The French Genomic Medicine Initiative 2025, meanwhile, is also continuing to work toward its national aims while interacting with the 1+ Million Genomes initiative, according to Frédérique Nowak, the project's operational coordinator. While French healthcare is "very centralized," its hospitals are autonomous, and an effort is underway to harmonize the informatics systems used to store electronic health records, she said.

The initiative, launched at the request of the French government in 2016, has seen the deployment of two national sequencing centers, one in Paris called SeqOIA and another in Lyon called Auragen. Both support the implementation of whole-genome sequencing in French healthcare, for rare diseases, cancers, and some common conditions. According to Nowak, the two sequencing labs can currently sequence up to 6,000 patients each year.

There are also four pilot projects underway as part of the initiative, focused on rare diseases, cancer, diabetes, and genetic variation in the French population. All data will eventually be accessible through the nodes established by the GDI to support 1+ Million Genomes, she said.

According to Nowak, it is unclear whether France's initiative will be extended after 2025 or whether a new initiative might be announced.

Genome of Europe

Another new project, called Genome of Europe, is underway following a call for applications by the European Commission last year. It aims to create a European reference genome database of genetic variation based on whole-genome sequencing data for at least 500,000 Europeans representing the population of Europe.

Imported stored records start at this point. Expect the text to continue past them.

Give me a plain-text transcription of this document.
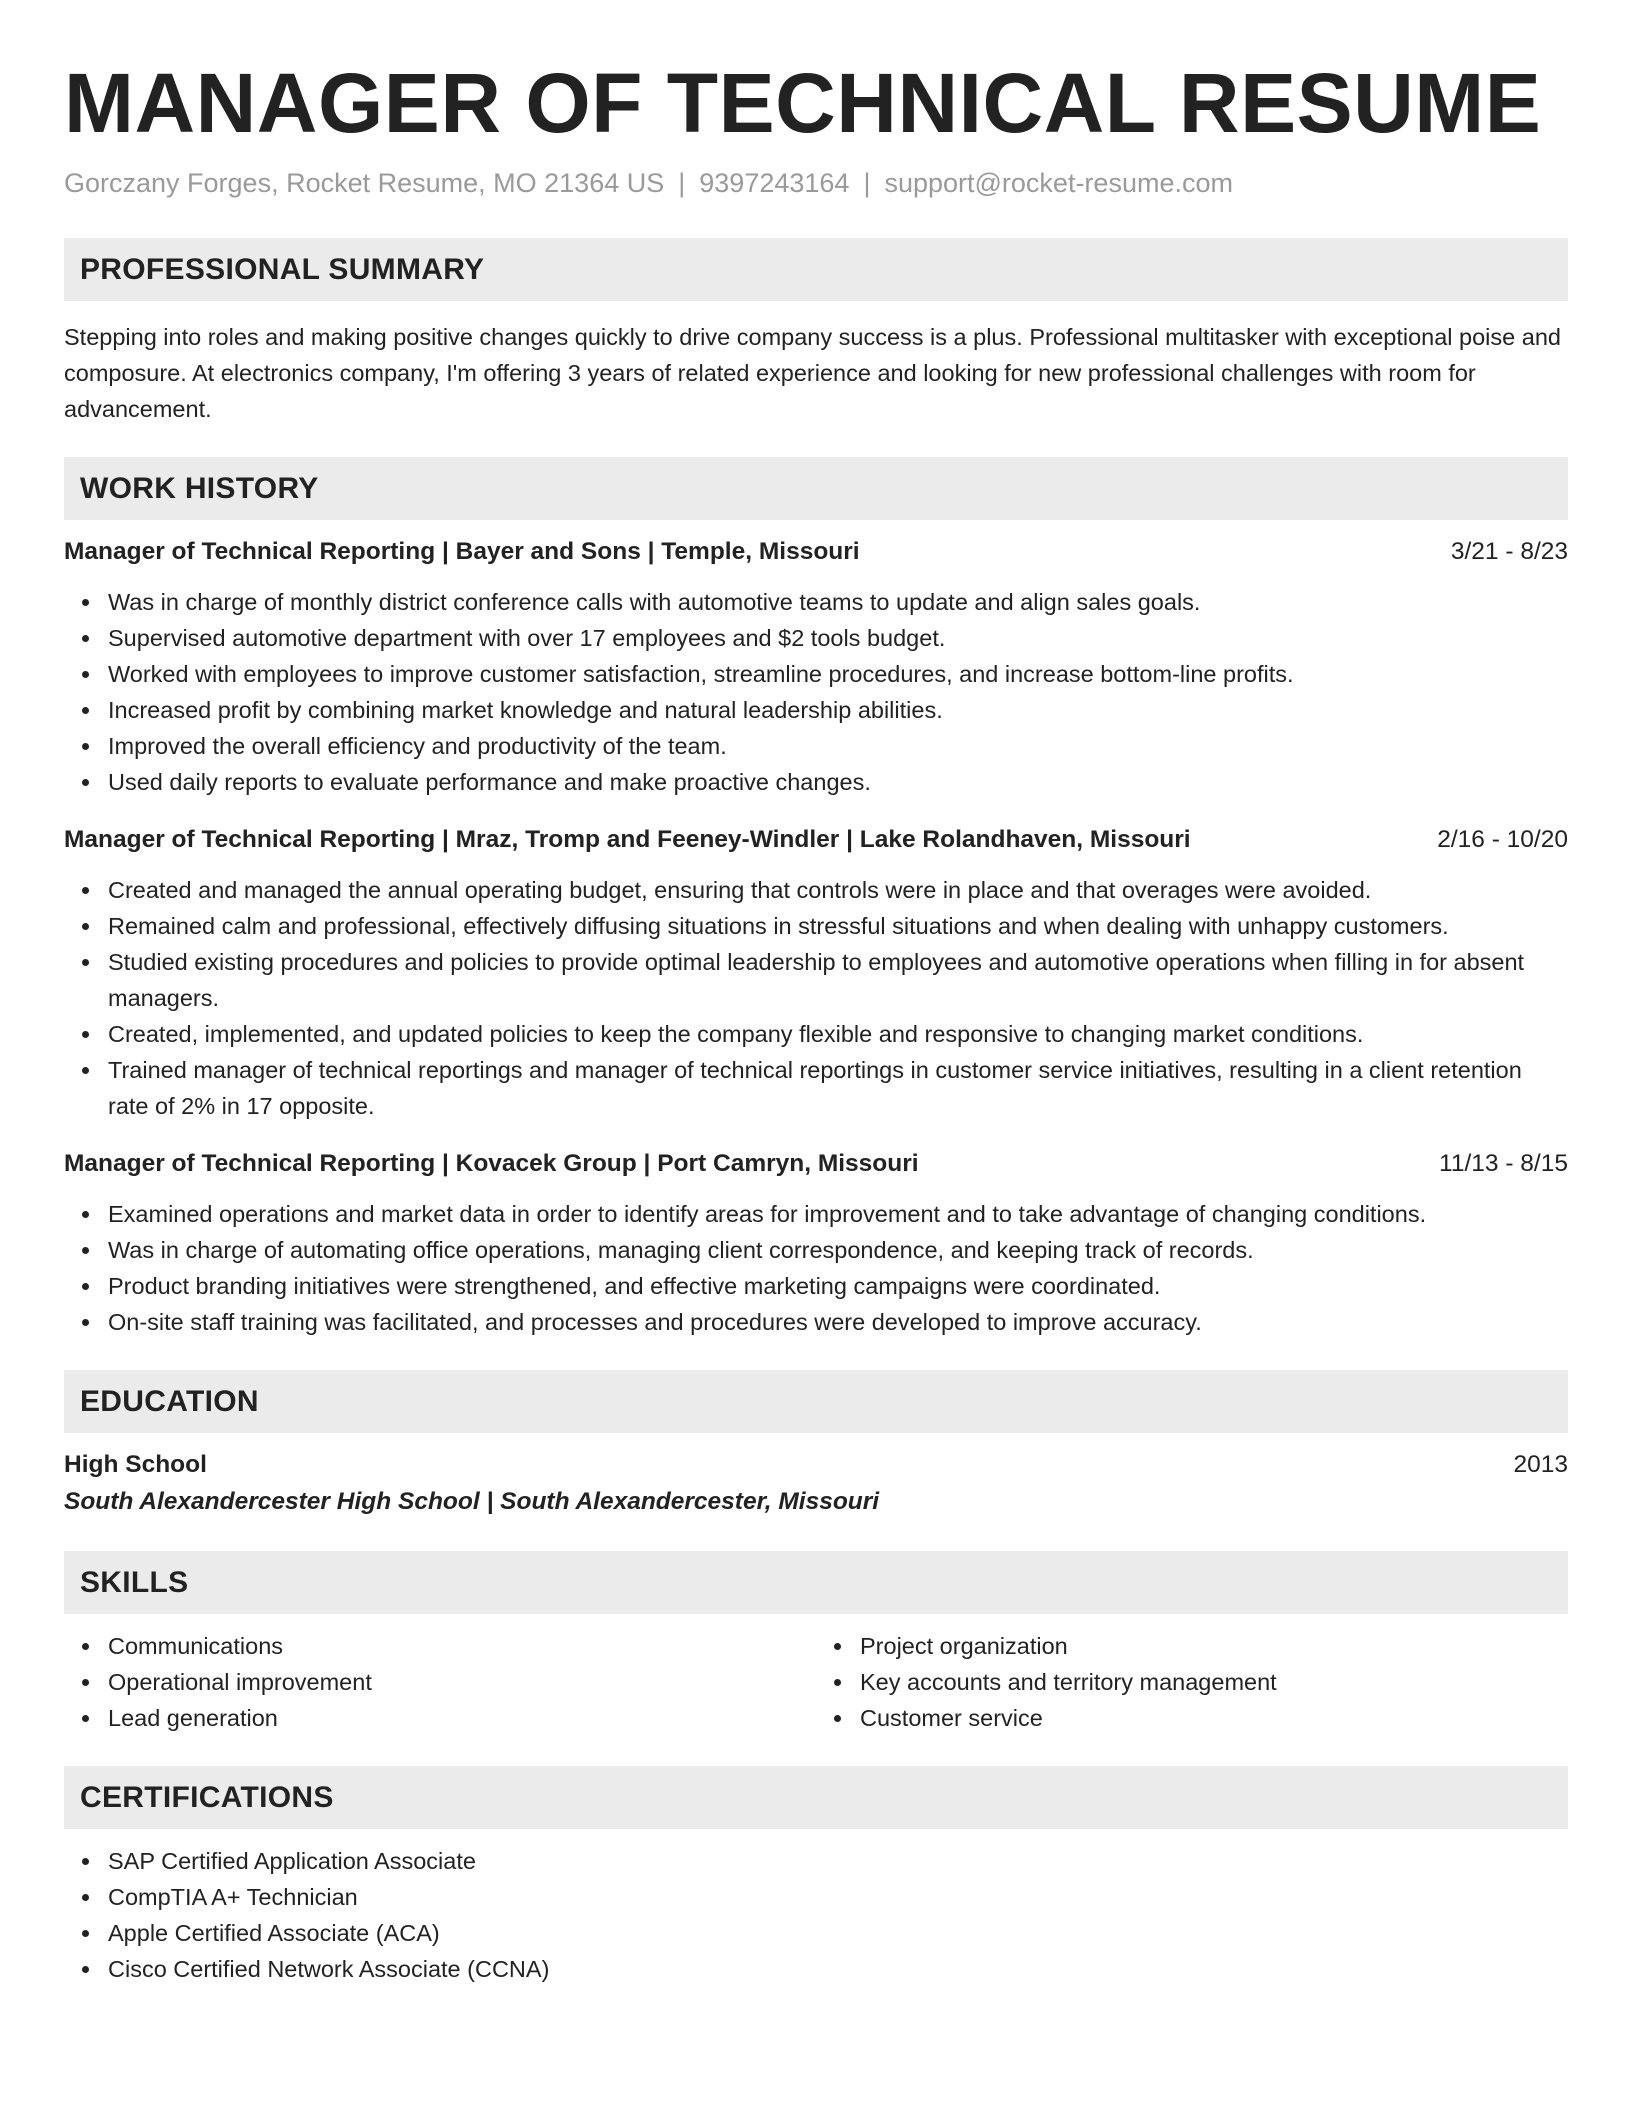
MANAGER OF TECHNICAL RESUME
Gorczany Forges, Rocket Resume, MO 21364 US | 9397243164 | support@rocket-resume.com
PROFESSIONAL SUMMARY

Stepping into roles and making positive changes quickly to drive company success is a plus. Professional multitasker with exceptional poise and composure. At electronics company, I'm offering 3 years of related experience and looking for new professional challenges with room for advancement.

WORK HISTORY
Manager of Technical Reporting | Bayer and Sons | Temple, Missouri	3/21 - 8/23
Was in charge of monthly district conference calls with automotive teams to update and align sales goals.
Supervised automotive department with over 17 employees and $2 tools budget.
Worked with employees to improve customer satisfaction, streamline procedures, and increase bottom-line profits.
Increased profit by combining market knowledge and natural leadership abilities.
Improved the overall efficiency and productivity of the team.
Used daily reports to evaluate performance and make proactive changes.
Manager of Technical Reporting | Mraz, Tromp and Feeney-Windler | Lake Rolandhaven, Missouri	2/16 - 10/20
Created and managed the annual operating budget, ensuring that controls were in place and that overages were avoided.
Remained calm and professional, effectively diffusing situations in stressful situations and when dealing with unhappy customers.
Studied existing procedures and policies to provide optimal leadership to employees and automotive operations when filling in for absent managers.
Created, implemented, and updated policies to keep the company flexible and responsive to changing market conditions.
Trained manager of technical reportings and manager of technical reportings in customer service initiatives, resulting in a client retention rate of 2% in 17 opposite.
Manager of Technical Reporting | Kovacek Group | Port Camryn, Missouri	11/13 - 8/15
Examined operations and market data in order to identify areas for improvement and to take advantage of changing conditions.
Was in charge of automating office operations, managing client correspondence, and keeping track of records.
Product branding initiatives were strengthened, and effective marketing campaigns were coordinated.
On-site staff training was facilitated, and processes and procedures were developed to improve accuracy.
EDUCATION
High School	2013
South Alexandercester High School | South Alexandercester, Missouri
SKILLS
Communications
Operational improvement
Lead generation
Project organization
Key accounts and territory management
Customer service
CERTIFICATIONS
SAP Certified Application Associate
CompTIA A+ Technician
Apple Certified Associate (ACA)
Cisco Certified Network Associate (CCNA)
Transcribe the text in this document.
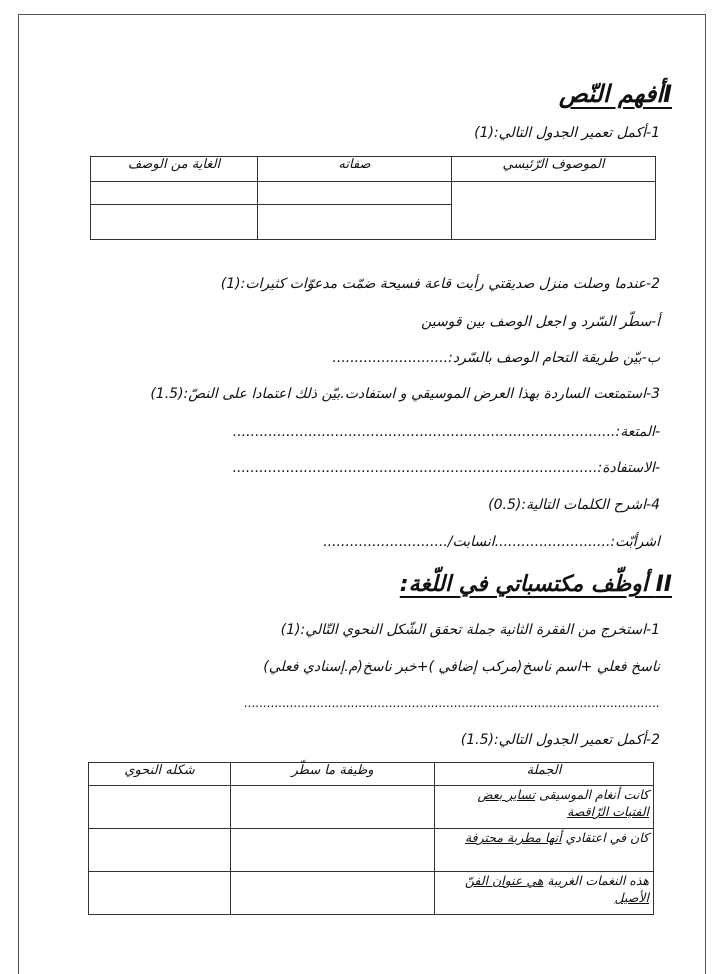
Iأفهم النّص
1-أكمل تعمير الجدول التالي:(1)
الموصوف الرّئيسي	صفاته	الغاية من الوصف

2-عندما وصلت منزل صديقتي رأيت قاعة فسيحة ضمّت مدعوّات كثيرات:(1)
أ-سطّر السّرد و اجعل الوصف بين قوسين
ب-بيّن طريقة التحام الوصف بالسّرد:..........................
3-استمتعت الساردة بهذا العرض الموسيقي و استفادت.بيّن ذلك اعتمادا على النصّ:(1.5)
-المتعة:......................................................................................
-الاستفادة:..................................................................................
4-اشرح الكلمات التالية:(0.5)
اشرأبّت:..........................انسابت/............................
II أوظّف مكتسباتي في اللّغة:
1-استخرج من الفقرة الثانية جملة تحقق الشّكل النحوي التّالي:(1)
ناسخ فعلي +اسم ناسخ(مركب إضافي )+خبر ناسخ(م.إسنادي فعلي)
.............................................................................................................
2-أكمل تعمير الجدول التالي:(1.5)
الجملة	وظيفة ما سطّر	شكله النحوي
كانت أنغام الموسيقى تساير بعض الفتيات الرّاقصة		
كان في اعتقادي أنها مطربة محترفة		
هذه النغمات الغريبة هي عنوان الفنّ الأصيل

The project should support disease research, and the reference data could be used for data imputation and enrichment of genotype information, the Commission said in its call. The half-million genomes will contribute to the million genomes aimed for in the 1+ Million Genomes initiative.

According to Arenas, the new project will make use of the nodes established by the GDI. The first arm of Genome of Europe will acquire whole-genome sequencing and whole-exome sequencing data from about 100,000 healthy participants. He said the Commission would likely provide €20 million for Genome of Europe for the first part of the project, with participating countries expected to contribute an additional €25 million.

With "robust background" on Europe's population groups, scientists could devise population-specific polygenic risk scores, said CNAG's Gut. "You could then test an entire population with an array and provide back risk scores in relation to genomic background and profile," he said. Funding for the project has not yet been formally awarded, but an announcement is expected soon.